Total phenolics, flavonoids, terpenoids, anthocyanin, and antioxidant activity
Total phenolics, flavonoids, terpenoids, anthocyanin, DPPH radical scavenging activities, radical cation ABTS + scavenging activities, and ferric reducing antioxidant power (FRAP) were displayed in Fig. 6. Total phenolics, flavonoids, anthocyanin, DPPH, ABTS, and FRAP ranged from 4.27 mg/g to 6.24 mg/g, 3.66 mg/g to 5.94 mg/g, 0.82 µg/g to 24.7 µg/g, 9.93–23.59%, 108.32 to 150.87 µmol Trolox/g, and 87.05 to 140.16 µmol Trolox/g, respectively. The contents or activities of bud leaves was significantly higher than those of the other two samples, with tender leaves being the lowest, and there is no significant difference with mature leaves. However, terpenoids in the three samples ranged from 0.59 mg/g to 0.91 mg/g. The contents of mature leaves were significantly higher than those of the other two samples, with bud leaves being the lowest.

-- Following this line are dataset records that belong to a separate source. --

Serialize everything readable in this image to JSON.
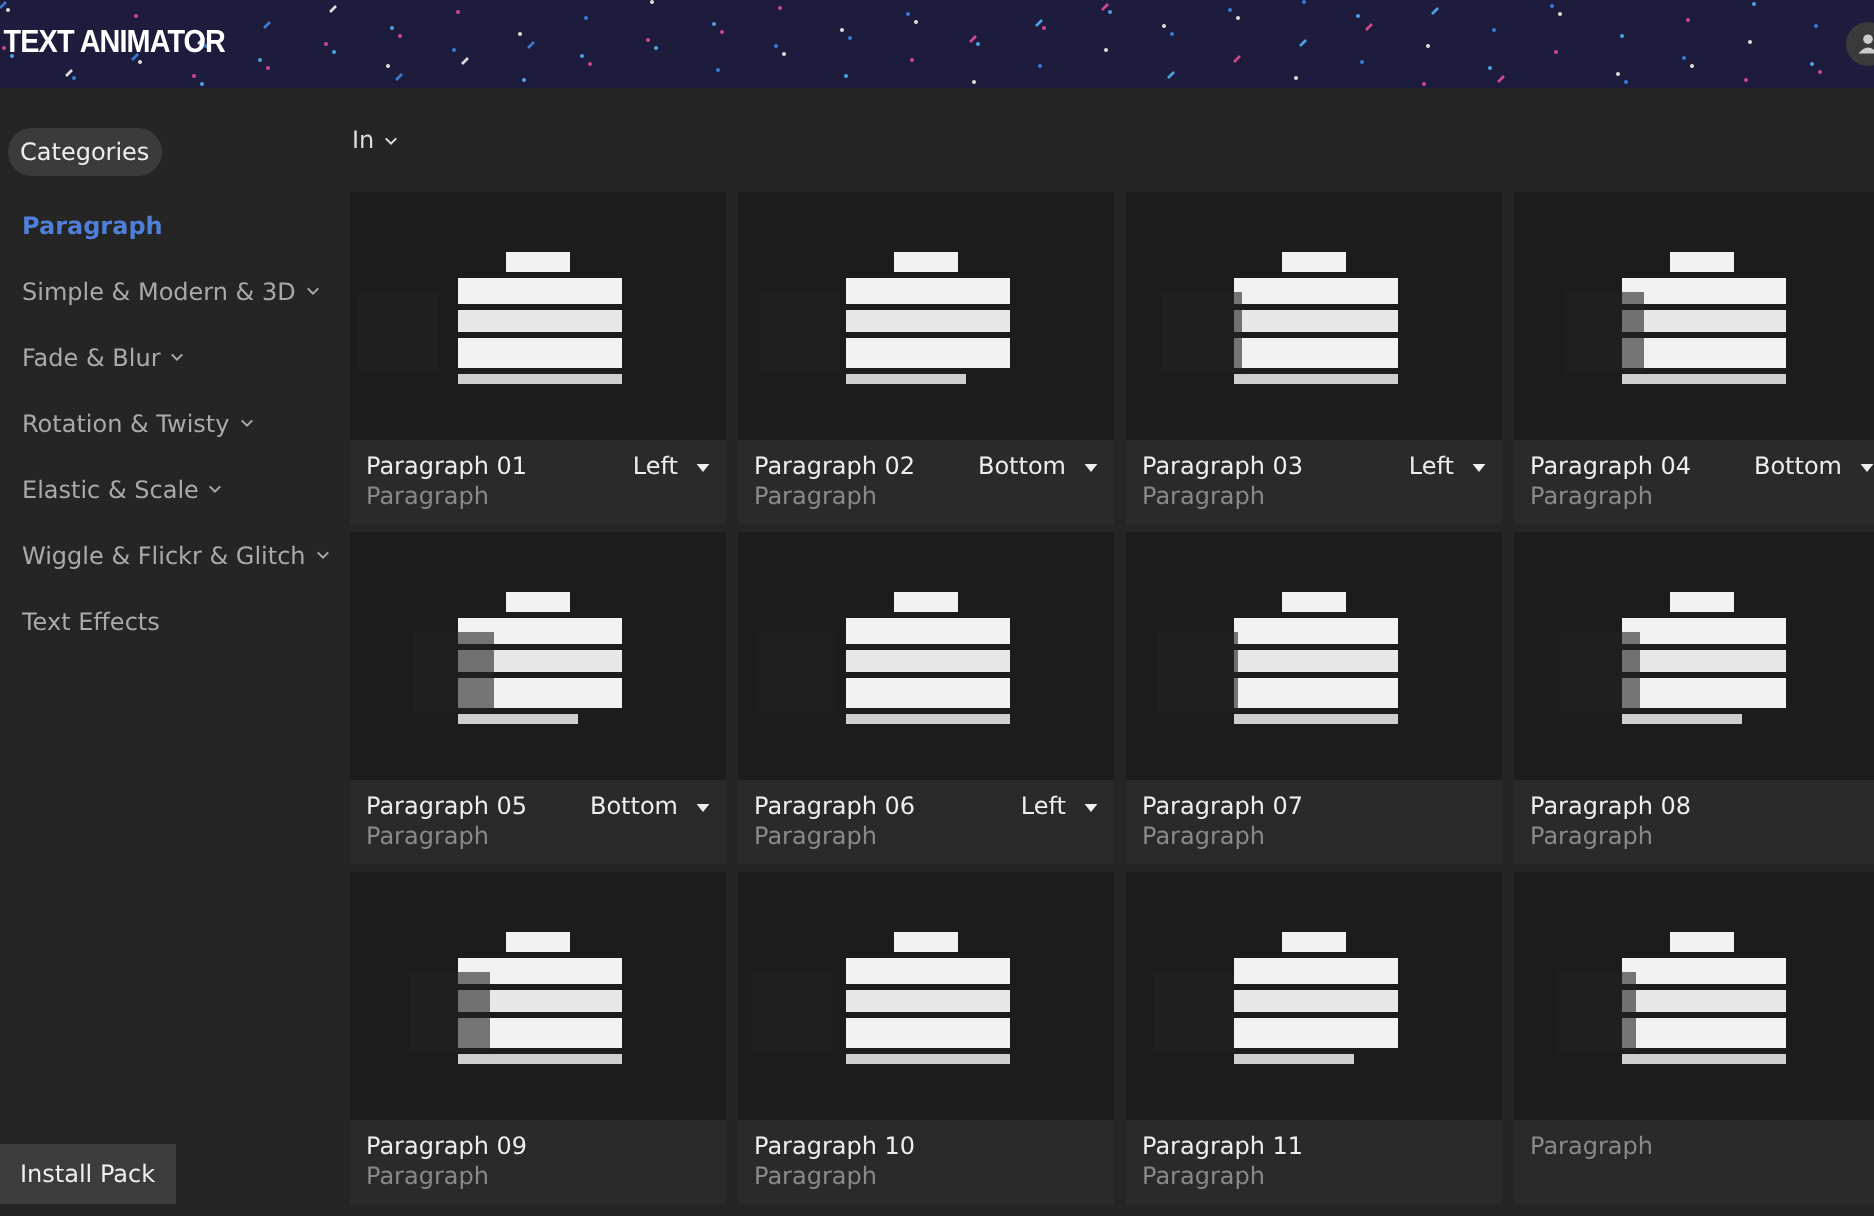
{
  "app": {
    "title": "TEXT ANIMATOR"
  },
  "sidebar": {
    "heading": "Categories",
    "items": [
      {
        "label": "Paragraph",
        "selected": true,
        "expandable": false
      },
      {
        "label": "Simple & Modern & 3D",
        "selected": false,
        "expandable": true
      },
      {
        "label": "Fade & Blur",
        "selected": false,
        "expandable": true
      },
      {
        "label": "Rotation & Twisty",
        "selected": false,
        "expandable": true
      },
      {
        "label": "Elastic & Scale",
        "selected": false,
        "expandable": true
      },
      {
        "label": "Wiggle & Flickr & Glitch",
        "selected": false,
        "expandable": true
      },
      {
        "label": "Text Effects",
        "selected": false,
        "expandable": false
      }
    ],
    "install_button": "Install Pack"
  },
  "filter": {
    "label": "In"
  },
  "presets": [
    {
      "title": "Paragraph 01",
      "category": "Paragraph",
      "direction": "Left"
    },
    {
      "title": "Paragraph 02",
      "category": "Paragraph",
      "direction": "Bottom"
    },
    {
      "title": "Paragraph 03",
      "category": "Paragraph",
      "direction": "Left"
    },
    {
      "title": "Paragraph 04",
      "category": "Paragraph",
      "direction": "Bottom"
    },
    {
      "title": "Paragraph 05",
      "category": "Paragraph",
      "direction": "Bottom"
    },
    {
      "title": "Paragraph 06",
      "category": "Paragraph",
      "direction": "Left"
    },
    {
      "title": "Paragraph 07",
      "category": "Paragraph"
    },
    {
      "title": "Paragraph 08",
      "category": "Paragraph"
    },
    {
      "title": "Paragraph 09",
      "category": "Paragraph"
    },
    {
      "title": "Paragraph 10",
      "category": "Paragraph"
    },
    {
      "title": "Paragraph 11",
      "category": "Paragraph"
    },
    {
      "category": "Paragraph"
    }
  ]
}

These results showed that during the growth and development of Mp leaves, the contents of total phenolics, flavonoids, and anthocyanin gradually decreased, while the contents of terpenoids increased significantly, indicating these components contributed to enhance the functional and nutritional ingredients of Mp leaves. Phenolic compounds involved in phenolics, flavonoids and anthocyanin are considered as the primary antioxidant components of diverse plants, whose contents in bud leaves were higher than those of mature leaves [38]. The relatively abundant contents of total these three components were observed in the buds, which were results that were confirmed in this study. Meanwhile, the high accumulation of anthocyanin was found in the bud leaves with the purple-red color, which was believed to be associated with the formation of leaf color [39]. The comparison of DPPH, ABTS, and FRAP values of the three samples exhibited a remarkable difference in antioxidant activities among Mp leaves, with the antioxidant activities for bud leaves in Mp being higher than that of mature leaves. This finding was positively related to the content changes of total flavonoids, phenolics and anthocyanin, which indicated that the high total phenolic compounds might contribute to the antioxidant activity [40].